1 février 2024 – jeudi de la 4ème semaine du Temps Ordinaire

1 R 2, 1-4.10-12; Marc 6, 7-13 

H O M É L I E

            La première tentative de Jésus d’enseigner dans son propre village, au début de sa vie publique, se termina par un échec. À partir de ce moment-là Il ira porter son message sur les routes et les bourgs de Galilée puis de Judée. Dès lors Jésus se démarque très clairement du culte officiel et des autorités religieuses du peuple juif, pour adopter un style de vie et de prédication dans la ligne des prophètes de l'Ancien Testament et donc dans la ligne de Jean le Baptiste, dont il a assumé la tradition ascétique en se faisant baptiser par lui.
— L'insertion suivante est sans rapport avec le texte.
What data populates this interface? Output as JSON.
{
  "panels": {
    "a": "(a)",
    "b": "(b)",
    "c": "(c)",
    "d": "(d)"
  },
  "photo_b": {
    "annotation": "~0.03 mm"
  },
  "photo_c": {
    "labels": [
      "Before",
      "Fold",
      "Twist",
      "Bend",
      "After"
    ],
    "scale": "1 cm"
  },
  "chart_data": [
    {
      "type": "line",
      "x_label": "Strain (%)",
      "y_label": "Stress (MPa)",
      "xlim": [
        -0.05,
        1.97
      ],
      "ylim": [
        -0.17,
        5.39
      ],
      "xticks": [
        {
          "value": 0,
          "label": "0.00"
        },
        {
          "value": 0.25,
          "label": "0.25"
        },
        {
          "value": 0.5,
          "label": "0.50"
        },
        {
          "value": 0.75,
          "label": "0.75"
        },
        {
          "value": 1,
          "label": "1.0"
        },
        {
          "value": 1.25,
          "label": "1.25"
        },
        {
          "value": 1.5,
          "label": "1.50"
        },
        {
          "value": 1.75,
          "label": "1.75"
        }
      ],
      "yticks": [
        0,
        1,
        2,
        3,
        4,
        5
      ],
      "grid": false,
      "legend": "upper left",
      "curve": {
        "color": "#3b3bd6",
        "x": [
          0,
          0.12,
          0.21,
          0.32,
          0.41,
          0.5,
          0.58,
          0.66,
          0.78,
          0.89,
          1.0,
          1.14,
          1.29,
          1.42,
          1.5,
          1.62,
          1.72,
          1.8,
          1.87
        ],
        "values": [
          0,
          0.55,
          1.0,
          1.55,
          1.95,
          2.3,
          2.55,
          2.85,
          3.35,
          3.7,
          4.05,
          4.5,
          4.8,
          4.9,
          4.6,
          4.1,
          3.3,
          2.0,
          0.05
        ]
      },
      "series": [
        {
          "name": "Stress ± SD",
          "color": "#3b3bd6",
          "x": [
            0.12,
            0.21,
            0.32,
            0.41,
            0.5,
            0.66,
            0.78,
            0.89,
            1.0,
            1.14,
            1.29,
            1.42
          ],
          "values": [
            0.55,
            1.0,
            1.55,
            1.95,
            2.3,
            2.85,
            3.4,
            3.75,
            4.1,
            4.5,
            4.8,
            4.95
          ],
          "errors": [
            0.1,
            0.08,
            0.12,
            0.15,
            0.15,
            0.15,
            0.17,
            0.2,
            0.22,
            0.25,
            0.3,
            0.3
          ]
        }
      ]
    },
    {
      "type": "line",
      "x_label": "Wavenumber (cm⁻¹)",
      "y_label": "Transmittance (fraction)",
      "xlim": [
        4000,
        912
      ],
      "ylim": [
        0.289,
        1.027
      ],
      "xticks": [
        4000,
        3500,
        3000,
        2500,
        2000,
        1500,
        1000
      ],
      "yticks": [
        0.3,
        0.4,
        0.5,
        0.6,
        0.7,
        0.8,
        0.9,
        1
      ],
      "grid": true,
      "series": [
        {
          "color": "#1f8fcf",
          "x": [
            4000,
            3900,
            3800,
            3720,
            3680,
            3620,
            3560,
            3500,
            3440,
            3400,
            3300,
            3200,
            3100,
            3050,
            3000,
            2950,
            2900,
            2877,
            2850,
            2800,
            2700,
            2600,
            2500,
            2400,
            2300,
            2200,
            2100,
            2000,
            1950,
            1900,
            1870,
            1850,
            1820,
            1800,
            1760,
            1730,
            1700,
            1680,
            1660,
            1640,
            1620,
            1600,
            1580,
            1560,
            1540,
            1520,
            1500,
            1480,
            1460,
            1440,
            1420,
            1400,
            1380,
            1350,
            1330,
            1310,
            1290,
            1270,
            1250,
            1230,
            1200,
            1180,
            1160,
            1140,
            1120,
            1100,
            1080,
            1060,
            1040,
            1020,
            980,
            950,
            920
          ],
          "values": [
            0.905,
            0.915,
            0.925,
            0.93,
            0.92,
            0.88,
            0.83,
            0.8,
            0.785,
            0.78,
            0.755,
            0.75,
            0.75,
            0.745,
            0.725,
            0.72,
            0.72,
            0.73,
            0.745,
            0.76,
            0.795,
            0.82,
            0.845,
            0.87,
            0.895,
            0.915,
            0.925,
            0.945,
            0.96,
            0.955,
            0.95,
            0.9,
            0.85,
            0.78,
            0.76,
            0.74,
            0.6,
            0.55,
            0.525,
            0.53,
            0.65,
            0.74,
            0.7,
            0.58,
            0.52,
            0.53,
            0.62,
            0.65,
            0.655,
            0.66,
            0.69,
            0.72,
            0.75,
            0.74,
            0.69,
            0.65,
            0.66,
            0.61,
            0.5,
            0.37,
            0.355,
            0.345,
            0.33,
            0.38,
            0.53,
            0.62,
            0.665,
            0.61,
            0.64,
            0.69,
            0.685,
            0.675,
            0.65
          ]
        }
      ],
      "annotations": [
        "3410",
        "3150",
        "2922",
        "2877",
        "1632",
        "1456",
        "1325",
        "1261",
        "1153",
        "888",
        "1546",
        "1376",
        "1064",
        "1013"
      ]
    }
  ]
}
C'est le même style de vie qu'il recommande à ses disciples lorsqu'il les envoie eux aussi dans les bourgs et les villages de la région.

            Lorsque nous lisons ce texte dans le contexte d'une assemblée monastique, il prend un sens tout à fait spécial. À l'époque du Christ existait à travers le Moyen Orient une tradition ascétique bien vivante, qui s'exprimait, entre autre, dans la pratique baptismale adoptée par Jean, et que Jésus assume. Cette tradition s'exprimait aussi dans la pratique des moines itinérants qui existait depuis déjà plusieurs siècles en Inde et ailleurs en Orient et dans le Moyen Orient. Le style de vie de ces moines itinérants correspondait à celui que Jésus prescrit à ses disciples : dépouillement absolu, comptant sur la solidarité universelle, sans besace pour accumuler quoi que ce soit, partage de la bonne parole, etc. Pas surprenant dès lors qu'en Palestine et en Syrie la première forme de vie monastique chrétienne, durant les premiers siècles, ait été une vie monastique itinérante à l'image de celle de Jésus et de ses Apôtres.
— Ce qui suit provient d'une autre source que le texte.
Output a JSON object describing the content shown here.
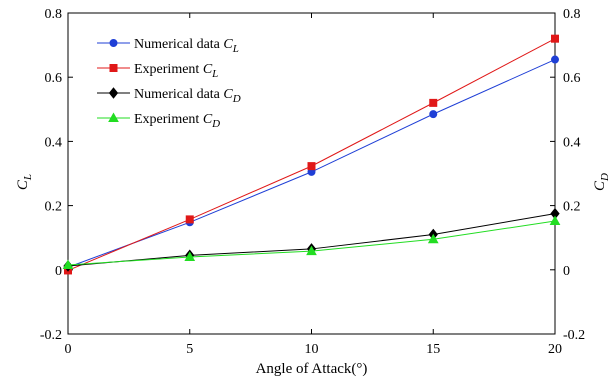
{
  "chart_data": {
    "type": "line",
    "xlabel": "Angle of Attack(°)",
    "ylabel_left": {
      "main": "C",
      "sub": "L"
    },
    "ylabel_right": {
      "main": "C",
      "sub": "D"
    },
    "xlim": [
      0,
      20
    ],
    "ylim": [
      -0.2,
      0.8
    ],
    "xticks": [
      0,
      5,
      10,
      15,
      20
    ],
    "xtick_labels": [
      "0",
      "5",
      "10",
      "15",
      "20"
    ],
    "yticks": [
      -0.2,
      0,
      0.2,
      0.4,
      0.6,
      0.8
    ],
    "ytick_labels": [
      "-0.2",
      "0",
      "0.2",
      "0.4",
      "0.6",
      "0.8"
    ],
    "grid": false,
    "legend_position": "top-left",
    "series": [
      {
        "name": "Numerical data ",
        "sub": "L",
        "color": "#1f3fd6",
        "marker": "circle",
        "x": [
          0,
          5,
          10,
          15,
          20
        ],
        "y": [
          0.008,
          0.148,
          0.305,
          0.485,
          0.655
        ]
      },
      {
        "name": "Experiment ",
        "sub": "L",
        "color": "#e01818",
        "marker": "square",
        "x": [
          0,
          5,
          10,
          15,
          20
        ],
        "y": [
          -0.002,
          0.157,
          0.323,
          0.52,
          0.72
        ]
      },
      {
        "name": "Numerical data ",
        "sub": "D",
        "color": "#000000",
        "marker": "diamond",
        "x": [
          0,
          5,
          10,
          15,
          20
        ],
        "y": [
          0.012,
          0.045,
          0.065,
          0.11,
          0.175
        ]
      },
      {
        "name": "Experiment ",
        "sub": "D",
        "color": "#22dd22",
        "marker": "triangle",
        "x": [
          0,
          5,
          10,
          15,
          20
        ],
        "y": [
          0.015,
          0.04,
          0.058,
          0.095,
          0.152
        ]
      }
    ]
  }
}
            Tout comme Jésus avait choisi ses Apôtres par groupes de deux (Marc 1, 16-21), c'est deux à deux qu'il les envoie. Est ainsi souligné le fait que la mission évangélique n'est pas une affaire privée, mais une responsabilité communautaire. De plus, est affirmée l'égalité de tous dans cette mission, aucun des deux envoyés n'étant subordonné à l'autre. Le fait de ne porter avec soi aucune nourriture et aucune somme d'argent, ni même aucun sac pour accumuler ce qu'on pourrait recevoir, n'est pas présenté ici comme une manifestation de pauvreté ou d'ascèse, mais plutôt comme une manifestation de confiance en l'homme et d'ouverture à la solidarité humaine. D'ailleurs les disciples ne sont pas invités à mendier, mais simplement à faire le bien en chassant les esprits mauvais, comptant sur la bonté et la solidarité de ceux qui voudront bien les recevoir. Ils ne se présenteront pas comme des "autorités" ayant droit à une récompense ou à un salaire, mais simplement comme des témoins de la bonté de Dieu, comptant sur la bonté des hommes.

            Dans ce récit de la mission des Douze, tel qu'on le lit en Marc, il n'est pas question de lieux précis où sont envoyés les apôtres, ni de limite de temps. Cela est présenté comme la mission des Apôtres, d'une façon générale. Et comme ils sont alors dans la Galilée des Nations, à la frontière du monde "païen", la mission n'est nullement limitée au monde juif.

            Jésus est venu apporter la vie en plénitude, libérant les prisonniers de leurs chaînes, les malades de leurs infirmités, les opprimés de leur esclavage. Un essai de transmettre son Message qui n'aurait aucune dimension politique ne serait décidément pas évangélique. Seuls peuvent se permettre cette parole ceux qui, comme Amos et les Douze n'ont d'autre possession à défendre que leur mission reçue de Dieu.